The home movies are interspersed amid footage of Jack, Nick, and Darren, lip-synching and playing the violin. The band are dressed up as characters from The Wizard of Oz at the end of the video, with Jack Hues as the Tin Man, Nick Feldman as the Scarecrow, and Darren Costin as the Cowardly Lion.

The second version of the video is a fantasy concept set in the 1940s, the heyday of dance halls. The video begins in black and white, with Jack Hues stopping in front of a closed-down hall, setting down the suitcase he carries, and picking up a flyer. The scene shifts to colour, featuring the band performing in the packed hall with the backing of a big band as couples dance.

Later, a disco ball descends to the floor and breaks open, allowing a mirror-covered dancer to emerge. The video ends in black and white, with Hues walking past the hall and down the street; he leaves his suitcase behind, but it sprouts legs and hurries off after him.

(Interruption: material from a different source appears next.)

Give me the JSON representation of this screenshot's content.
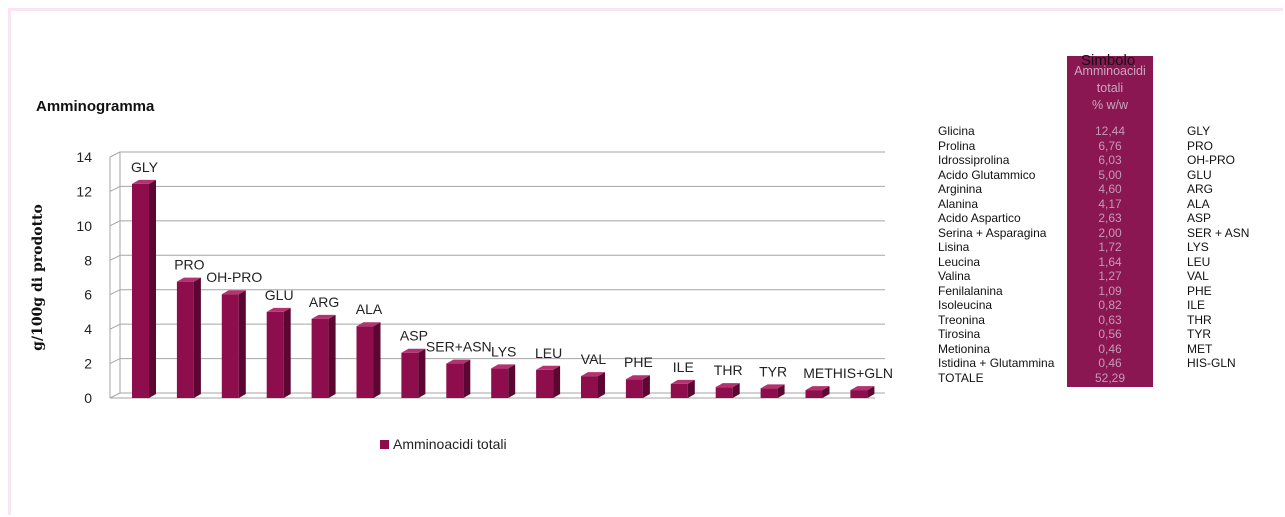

The second video was nominated for Best New Artist at the 1984 MTV Video Music Awards, losing to "Sweet Dreams (Are Made of This)" by Eurythmics.

==Track listings==

7-inch Geffen / A3837 (UK) – 1984
| No. | Title | Length |
|---|---|---|
| 1. | "Dance Hall Days" | 3:58 |
| 2. | "There Is a Nation" | 3:37 |

12-inch Geffen / TA3837 (UK) – 1984
| No. | Title | Length |
|---|---|---|
| 1. | "Dance Hall Days (remix)" | 8:02 |
| 2. | "There Is a Nation" | 3:37 |

CD August Day / 042 (UK) – 2019
| No. | Title | Length |
|---|---|---|
| 1. | "Dance Hall Days (orchestral version)" | 4:22 |
| 2. | "Dance Hall Days (Daniele Baldelli & DJ Rocca vocal remix)" | 5:27 |
| 3. | "Dance Hall Days (Kim and Buran disco mix)" | 6:13 |
| 4. | "Dance Hall Days (Psychemagik remix)" | 4:01 |
| 5. | "Dance Hall Days (orcapella)" | 4:05 |

==Charts==

===Weekly charts===

| Chart (1984) | Peak position |
|---|---|
| Australia (Kent Music Report) | 7 |
| Belgium (Ultratop 50 Flanders) | 3 |
| Canada Retail Singles (The Record) | 6 |
| Canada Top Singles (RPM) | 9 |
| Europe (European Hot 100 Singles) | 17 |
| France (IFOP) | 25 |
| Ireland (IRMA) | 12 |
| Italy (Musica e dischi) | 2 |
| Netherlands (Dutch Top 40) | 9 |
| Netherlands (Single Top 100) | 10 |
| New Zealand (Recorded Music NZ) | 6 |
| Sweden (Sverigetopplistan) | 9 |
| Switzerland (Schweizer Hitparade) | 5 |
| UK Singles (Official Charts) | 21 |
| US Billboard Hot 100 | 16 |
| US Dance/Disco Top 80 (Billboard) with "Don't Let Go" | 1 |
| US Rock Top Tracks (Billboard) | 24 |
| US Cash Box | 17 |
| West Germany (GfK) | 5 |

===Year-end charts===

| Chart (1984) | Rank |
|---|---|
| Australia (Kent Music Report) | 65 |
| Belgium (Ultratop 50 Flanders) | 53 |
| Canada Top Singles (RPM) | 65 |
| Netherlands (Dutch Top 40) | 85 |
| US Billboard Hot 100 | 74 |
| US Dance/Disco Club Play (Billboard) | 22 |
| West Germany (Media Control) | 41 |

==Certifications==

| Region | Certification | Certified units/sales |
| Canada (Music Canada) | Gold | 50,000^{^} |
| New Zealand (RMNZ) | Gold | 15,000^{‡} |
| United Kingdom (BPI) 2004 release | Silver | 200,000^{‡} |
^{^} Shipments figures based on certification alone. ^{‡} Sales+streaming figures based on certification alone.